So the Boer war was the first time we really realized that war made them thin that is the civilian population, it must have been true in the civil war, but at that time, there were so many pioneers and pioneers are always thin, and Boers were fat, and the Boer war made them thin just like that.
I just heard a nice story about a farmer’s wife. She complained that her cow could not live because she had no hay. Some one who had a large house and a lot of land heard her and said I will give you two thousand pounds of hay that is a load of hay as a present if you will sell me every day a litre of milk. And said the farmer’s wife what will I do having so much less butter. No not at all said the farmer’s wife. The Boer war might be like that just like that and so is 1943.
And so there was the Spanish-American war. So much happened in the Spanish-American war, to us and to me to the United States and to us, something to Spain too and to any Spaniard but then that was a habit, they always had these things happen in Europe. But with us although in a kind of a way in our short history it had very frequently happened still it was not a habit.

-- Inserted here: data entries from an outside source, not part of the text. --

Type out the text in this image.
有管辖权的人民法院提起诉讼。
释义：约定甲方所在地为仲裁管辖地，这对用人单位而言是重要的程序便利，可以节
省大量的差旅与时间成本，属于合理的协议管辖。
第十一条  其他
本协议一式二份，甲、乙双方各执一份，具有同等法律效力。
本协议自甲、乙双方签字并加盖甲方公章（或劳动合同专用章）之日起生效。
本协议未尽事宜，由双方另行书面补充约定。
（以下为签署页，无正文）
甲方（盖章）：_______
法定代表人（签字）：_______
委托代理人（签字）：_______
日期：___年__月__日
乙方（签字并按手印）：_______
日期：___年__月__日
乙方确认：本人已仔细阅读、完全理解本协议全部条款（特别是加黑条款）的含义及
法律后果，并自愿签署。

To-day we were at Aix-les-Bains, end of June 1943 when this you see remember me, and in a kind of way it was different but in a kind of way it was the middle western dough boys in San Francisco. We were at the station it was the first of July and there were many trains and many people, on one track where our train should have been it was not. And then a train came along, all trains go very slowly now, the engineers are used up the track is used up and the coal is bad so therefore there are a fair number of trains moving they move at a walk. This train that came along and kept moving and did not stop had on it tanks and trucks which did not look very strong, as they were not armored and seated on them and seated in the open cars placed on trucks and seated anywhere were Germans all naked except a little trouser nothing on their heads and sitting there and the train went on slowly and all the French people were as if they were at a theatre that was not interesting and the train went on slowly and then our train came in and I got on it with my white dog Basket and the French people were pleased, Basket was the real circus, he was a theatre that they found interesting and they were interested and they said so, and nobody had noticed the train full of Germans except four young Frenchmen from the camp de Jeunesse and they like all young fellows of that age laughed, which reminded me of the dough boys in San Francisco, in the midst of the San Francisco public. Which ones. Those Germans.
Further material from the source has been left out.